Face à la hausse des refus d’obtempérer et aux risques encourus par les forces de l’ordre, plusieurs pays européens ont fait le choix de techniques d’intervention plus musclées. [Michael Nguyen / NurPhoto / NurPhoto via AFP]

Face à la hausse des refus d’obtempérer et aux risques encourus par les forces de l’ordre, plusieurs pays européens ont fait le choix de techniques d’intervention plus musclées. Au Royaume-Uni et aux Pays-Bas, le "contact tactique" permet d’immobiliser rapidement les véhicules en fuite. Une méthode aujourd’hui observée de près en France.

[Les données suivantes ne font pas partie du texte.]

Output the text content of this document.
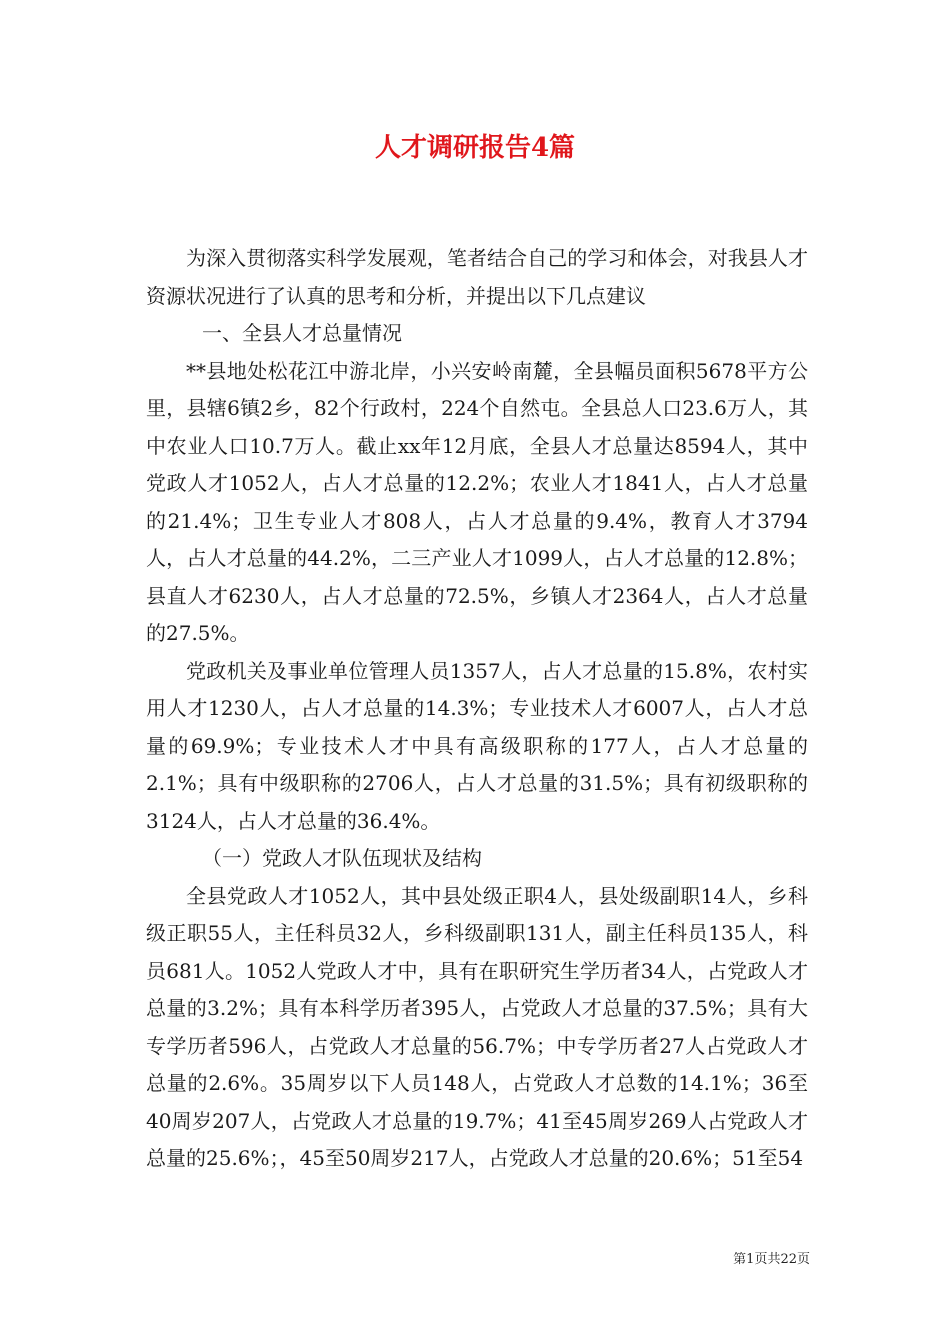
人才调研报告4篇

为深入贯彻落实科学发展观，笔者结合自己的学习和体会，对我县人才资源状况进行了认真的思考和分析，并提出以下几点建议

一、全县人才总量情况

**县地处松花江中游北岸，小兴安岭南麓，全县幅员面积5678平方公里，县辖6镇2乡，82个行政村，224个自然屯。全县总人口23.6万人，其中农业人口10.7万人。截止xx年12月底，全县人才总量达8594人，其中党政人才1052人，占人才总量的12.2%；农业人才1841人，占人才总量的21.4%；卫生专业人才808人，占人才总量的9.4%，教育人才3794人，占人才总量的44.2%，二三产业人才1099人，占人才总量的12.8%；县直人才6230人，占人才总量的72.5%，乡镇人才2364人，占人才总量的27.5%。

党政机关及事业单位管理人员1357人，占人才总量的15.8%，农村实用人才1230人，占人才总量的14.3%；专业技术人才6007人，占人才总量的69.9%；专业技术人才中具有高级职称的177人，占人才总量的2.1%；具有中级职称的2706人，占人才总量的31.5%；具有初级职称的3124人，占人才总量的36.4%。

（一）党政人才队伍现状及结构

全县党政人才1052人，其中县处级正职4人，县处级副职14人，乡科级正职55人，主任科员32人，乡科级副职131人，副主任科员135人，科员681人。1052人党政人才中，具有在职研究生学历者34人，占党政人才总量的3.2%；具有本科学历者395人，占党政人才总量的37.5%；具有大专学历者596人，占党政人才总量的56.7%；中专学历者27人占党政人才总量的2.6%。35周岁以下人员148人，占党政人才总数的14.1%；36至40周岁207人，占党政人才总量的19.7%；41至45周岁269人占党政人才总量的25.6%；，45至50周岁217人，占党政人才总量的20.6%；51至54

第1页共22页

La France peine toujours à enrayer le phénomène. Les refus d’obtempérer sont en nette augmentation : 28.200 cas ont été recensés l’an dernier, soit 11 % de plus qu’en 2024. Une tendance préoccupante qui met régulièrement en danger les forces de l’ordre. 

Dernier exemple en date à Nantes, dans la nuit de dimanche à lundi, où trois policiers ont été blessés lors d’une intervention. Face à cette augmentation, la question se pose : comment mettre fin à ces comportements à risque ? Certains pays européens ont déjà opté pour des méthodes plus radicales afin d’y répondre.

Une technique encadrée et réservée aux agents formés

Au Royaume-Uni, les policiers ne font pas dans la demi-mesure. Les forces de l’ordre sont autorisées à percuter par l’arrière les véhicules des chauffards refusant de s’arrêter. Cette technique, appelée "contact tactique", vise à immobiliser rapidement un véhicule à basse vitesse, avant qu’il ne devienne un danger pour les autres usagers de la route.

Autorisée depuis huit ans outre-Manche, cette méthode a d’abord été mise en place pour lutter contre la flambée des délits commis par des deux-roues motorisés. Son usage est strictement encadré : seuls des policiers spécialement formés peuvent y recourir.

Selon Scotland Yard, le contact tactique a fait ses preuves. La police britannique revendique une baisse de 52% des refus d’obtempérer impliquant motos et scooters dès la mise en œuvre de cette mesure.

Une approche similaire est également utilisée aux Pays-Bas, où la technique est elle aussi réservée à des agents entraînés et soumise à un cadre strict. En France, certains syndicats policiers plaident désormais pour l’importation de cette méthode, estimant qu’elle pourrait permettre de lutter plus efficacement contre les refus d’obtempérer.